Les expériences qu’exige l’étude de ces graves questions économiques ne peuvent se faire, même dans la mesure la plus restreinte, qu’au moyen de la révision partielle des articles du code de commerce qui régissent les diverses formes de société, et, puisqu’il s’agit d’associations, il importe surtout que l’on modifie la loi ou au moins la jurisprudence en ce qui concerne cette partie de notre régime politique. Il faut rendre en un mot l’association possible. C’est là le point délicat. Comme il est tout à fait superflu de souhaiter ce qu’on n’obtiendra pas, nous n’espérons point que le gouvernement, en matière politique, se dessaisisse des armes qui sont entre ses mains.
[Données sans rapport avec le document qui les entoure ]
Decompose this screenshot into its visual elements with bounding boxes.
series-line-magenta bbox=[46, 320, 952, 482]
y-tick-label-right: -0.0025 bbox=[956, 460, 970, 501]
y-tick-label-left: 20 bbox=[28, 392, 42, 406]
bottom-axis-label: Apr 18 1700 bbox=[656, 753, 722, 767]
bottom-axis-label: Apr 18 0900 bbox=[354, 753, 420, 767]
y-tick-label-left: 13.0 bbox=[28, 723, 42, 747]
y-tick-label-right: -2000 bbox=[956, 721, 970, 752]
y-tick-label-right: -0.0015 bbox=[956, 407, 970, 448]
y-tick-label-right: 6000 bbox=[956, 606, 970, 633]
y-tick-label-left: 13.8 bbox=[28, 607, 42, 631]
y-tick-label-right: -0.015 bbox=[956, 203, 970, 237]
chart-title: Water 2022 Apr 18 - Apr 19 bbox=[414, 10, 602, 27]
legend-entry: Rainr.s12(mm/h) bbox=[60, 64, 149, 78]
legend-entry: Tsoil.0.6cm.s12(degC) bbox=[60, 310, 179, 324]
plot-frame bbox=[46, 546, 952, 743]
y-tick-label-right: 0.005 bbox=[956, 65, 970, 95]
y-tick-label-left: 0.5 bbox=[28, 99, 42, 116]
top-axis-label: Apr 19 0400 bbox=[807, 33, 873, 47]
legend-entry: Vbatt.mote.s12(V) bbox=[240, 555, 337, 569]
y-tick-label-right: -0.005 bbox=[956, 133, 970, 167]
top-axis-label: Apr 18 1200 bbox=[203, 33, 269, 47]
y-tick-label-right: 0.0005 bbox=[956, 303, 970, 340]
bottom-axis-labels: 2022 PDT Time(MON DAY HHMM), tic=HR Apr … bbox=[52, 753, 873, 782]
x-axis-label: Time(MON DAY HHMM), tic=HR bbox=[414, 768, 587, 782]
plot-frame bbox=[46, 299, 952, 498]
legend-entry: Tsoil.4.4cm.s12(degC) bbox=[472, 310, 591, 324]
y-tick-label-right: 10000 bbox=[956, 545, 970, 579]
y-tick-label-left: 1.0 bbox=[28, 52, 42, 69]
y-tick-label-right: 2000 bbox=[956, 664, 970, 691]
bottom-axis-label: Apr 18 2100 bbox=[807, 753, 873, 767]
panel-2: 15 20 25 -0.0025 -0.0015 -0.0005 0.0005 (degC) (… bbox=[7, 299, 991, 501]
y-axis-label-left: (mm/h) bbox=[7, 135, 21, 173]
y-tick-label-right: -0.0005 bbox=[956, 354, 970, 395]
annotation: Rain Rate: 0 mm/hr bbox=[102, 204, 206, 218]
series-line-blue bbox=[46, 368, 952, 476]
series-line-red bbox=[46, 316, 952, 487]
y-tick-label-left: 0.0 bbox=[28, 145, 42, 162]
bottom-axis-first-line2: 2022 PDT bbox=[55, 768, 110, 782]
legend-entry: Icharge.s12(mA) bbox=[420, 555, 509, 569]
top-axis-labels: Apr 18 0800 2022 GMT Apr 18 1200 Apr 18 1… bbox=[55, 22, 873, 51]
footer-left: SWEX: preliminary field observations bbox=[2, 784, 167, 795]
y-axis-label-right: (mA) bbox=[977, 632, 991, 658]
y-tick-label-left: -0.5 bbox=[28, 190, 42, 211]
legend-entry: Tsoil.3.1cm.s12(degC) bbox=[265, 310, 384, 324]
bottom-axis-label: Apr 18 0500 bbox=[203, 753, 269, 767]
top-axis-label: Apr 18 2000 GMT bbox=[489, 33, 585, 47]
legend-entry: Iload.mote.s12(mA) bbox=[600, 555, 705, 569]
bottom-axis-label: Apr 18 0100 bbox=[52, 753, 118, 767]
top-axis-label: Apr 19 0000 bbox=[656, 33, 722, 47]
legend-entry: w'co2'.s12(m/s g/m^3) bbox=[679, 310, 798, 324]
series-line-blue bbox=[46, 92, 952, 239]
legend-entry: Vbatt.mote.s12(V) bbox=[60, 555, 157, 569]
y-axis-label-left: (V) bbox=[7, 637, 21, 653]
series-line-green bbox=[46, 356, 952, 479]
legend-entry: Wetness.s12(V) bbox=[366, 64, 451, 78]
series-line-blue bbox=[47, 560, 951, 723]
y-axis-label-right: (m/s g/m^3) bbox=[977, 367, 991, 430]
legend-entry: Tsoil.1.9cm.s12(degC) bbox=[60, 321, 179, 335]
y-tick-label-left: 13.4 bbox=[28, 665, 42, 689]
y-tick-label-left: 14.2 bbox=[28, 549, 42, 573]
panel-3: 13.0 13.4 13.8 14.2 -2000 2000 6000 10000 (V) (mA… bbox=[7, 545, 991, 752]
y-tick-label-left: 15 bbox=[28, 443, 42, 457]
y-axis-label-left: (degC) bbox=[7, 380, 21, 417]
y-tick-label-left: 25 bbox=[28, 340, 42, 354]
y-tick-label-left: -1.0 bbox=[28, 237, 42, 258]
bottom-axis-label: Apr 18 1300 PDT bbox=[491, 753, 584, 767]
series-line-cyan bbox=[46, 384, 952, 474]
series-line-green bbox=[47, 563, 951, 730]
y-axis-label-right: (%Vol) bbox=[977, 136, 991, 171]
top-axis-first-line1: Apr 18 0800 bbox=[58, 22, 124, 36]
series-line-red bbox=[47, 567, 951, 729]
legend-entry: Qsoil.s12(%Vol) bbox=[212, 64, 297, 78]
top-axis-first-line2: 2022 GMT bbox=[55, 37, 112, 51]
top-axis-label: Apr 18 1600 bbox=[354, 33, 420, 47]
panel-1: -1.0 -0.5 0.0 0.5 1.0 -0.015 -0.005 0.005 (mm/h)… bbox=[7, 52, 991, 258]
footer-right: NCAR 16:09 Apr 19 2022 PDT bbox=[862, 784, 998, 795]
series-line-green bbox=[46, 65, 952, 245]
Nous demandons seulement que la jurisprudence se relâche de sa présente rigueur, et que les autorisations de se réunir soient libéralement accordées. Si l’essai réussit, on n’aura qu’à se féliciter de l’avoir encouragé : s’il échoue, les ouvriers ne pourront pas dire que l’on a entravé arbitrairement leurs plans de nouvelle organisation. Succès ou échec, on y gagnera d’éclairer d’une manière définitive pour notre génération des problèmes très obscurs, dont la solution est cherchée si ardemment.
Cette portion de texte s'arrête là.